Angus’s son, Donald, who succeeded him as eighth of Glengarry, is reputed to have lived for more than a hundred years and ruled his clan for at least seventy. He obtained a charter under the great seal in March 1627, erecting his lands of Glengarry into a free barony. However, he had not always enjoyed such royal favour. Donald had been infuriated by the treatment of his kinsmen a year earlier, when they had been invited to dinner on board the ship of Lord Ochiltree, the king’s representative, to discuss royal policy for the isles.They disagreed with the king’s plans, and were consequently arrested and imprisoned on the mainland. In February 1609, Donald was warned by the Privy Council to stop harbouring fugitives from the isles, and to appear before them on 25 March in that year to answer for his conduct. He failed to appear, and was denounced as a rebel.
When Charles I’s religious policies brought him in direct conflict with many of his Scottish subjects, Glengarry was too old for active campaigning. Effective leadership of the clan passed to his grandson, Aeneas, who became the ninth chief when his grandfather died on the very day of Montrose’s victory at Inverlochy. Aeneas was with Montrose at that victory, as well as at Dundee and Auldearn. Five hundred of Glengarry’s men fought in the Marquess’s most impressive pitched battle, when he routed General Baillie at Kilsyth. When Montrose was surprised by a strong force of Covenanter cavalry at Philiphaugh, he barely escaped with his life, and made his way to safety in the Highlands. He was sheltered by Aeneas at Invergarry Castle. Aeneas’s devotion to the Stuart cause was so strong that he led his men south into England, only to be utterly defeated by Cromwell at Worcester in September 1651. Glengarry made good his escape, but his estates were forfeit under the Commonwealth. At the Restoration his loyalty was rewarded when he was created a peer, taking the title of ‘Lord Macdonell and Aros’. The honour was short-lived; when he died in 1680 without issue, his peerage became extinct.

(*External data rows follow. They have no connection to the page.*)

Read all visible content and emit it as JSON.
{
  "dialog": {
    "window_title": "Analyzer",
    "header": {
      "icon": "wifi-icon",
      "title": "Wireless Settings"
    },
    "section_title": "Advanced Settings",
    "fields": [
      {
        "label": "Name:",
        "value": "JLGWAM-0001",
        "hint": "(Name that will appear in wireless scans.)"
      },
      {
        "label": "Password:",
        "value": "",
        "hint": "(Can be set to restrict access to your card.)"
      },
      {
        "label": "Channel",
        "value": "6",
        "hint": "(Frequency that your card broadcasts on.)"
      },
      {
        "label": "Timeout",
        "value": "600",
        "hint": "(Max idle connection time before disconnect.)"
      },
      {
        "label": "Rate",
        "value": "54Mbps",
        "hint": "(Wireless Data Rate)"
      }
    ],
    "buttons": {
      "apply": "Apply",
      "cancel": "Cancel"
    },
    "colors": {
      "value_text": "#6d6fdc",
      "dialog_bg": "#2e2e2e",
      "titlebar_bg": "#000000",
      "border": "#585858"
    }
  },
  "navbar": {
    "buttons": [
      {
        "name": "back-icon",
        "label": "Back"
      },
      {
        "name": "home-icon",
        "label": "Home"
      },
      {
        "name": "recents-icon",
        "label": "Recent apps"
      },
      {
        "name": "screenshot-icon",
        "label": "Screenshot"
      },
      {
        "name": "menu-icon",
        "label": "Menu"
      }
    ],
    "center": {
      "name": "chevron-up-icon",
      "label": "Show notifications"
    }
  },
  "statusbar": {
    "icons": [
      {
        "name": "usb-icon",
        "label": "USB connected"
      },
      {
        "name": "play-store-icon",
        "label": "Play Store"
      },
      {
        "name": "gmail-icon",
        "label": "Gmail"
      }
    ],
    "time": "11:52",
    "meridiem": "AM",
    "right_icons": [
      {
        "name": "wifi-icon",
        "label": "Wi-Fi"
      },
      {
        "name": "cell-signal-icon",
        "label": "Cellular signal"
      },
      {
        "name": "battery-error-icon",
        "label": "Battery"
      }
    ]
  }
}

The Stuart monarchs called upon the Macdonells again when they returned to claim their throne in 1715, and at the Battle of Sheriffmuir, when the captain of Clanranald was killed, Alasdair, eleventh of Glengarry, is said to have rallied the dismayed Highlanders by throwing up his bonnet and crying, ‘Revenge today and mourning tomorrow’. On 9 December 1716, James VIII, the ‘Old Pretender’, issued a patent of nobility under his hand and great seal, raising Alasdair to the peerage as Lord Macdonell. The title was, of course, only recognised by Jacobites. Alasdair Ruadh, the thirteenth chief, was captured by an English frigate when hurrying from France to join the rising of 1745. He was conveyed to the Tower of London and was not released until 1747.
The chiefs of Glengarry have served their country ably in the field in the last two centuries. General Sir James Macdonell, brother of the fourteenth chief, was one of the heroes of the Battle of Waterloo in 1815. The present chief's father was a fighter pilot in the Battle of Britain and attained the rank of Air Commodore.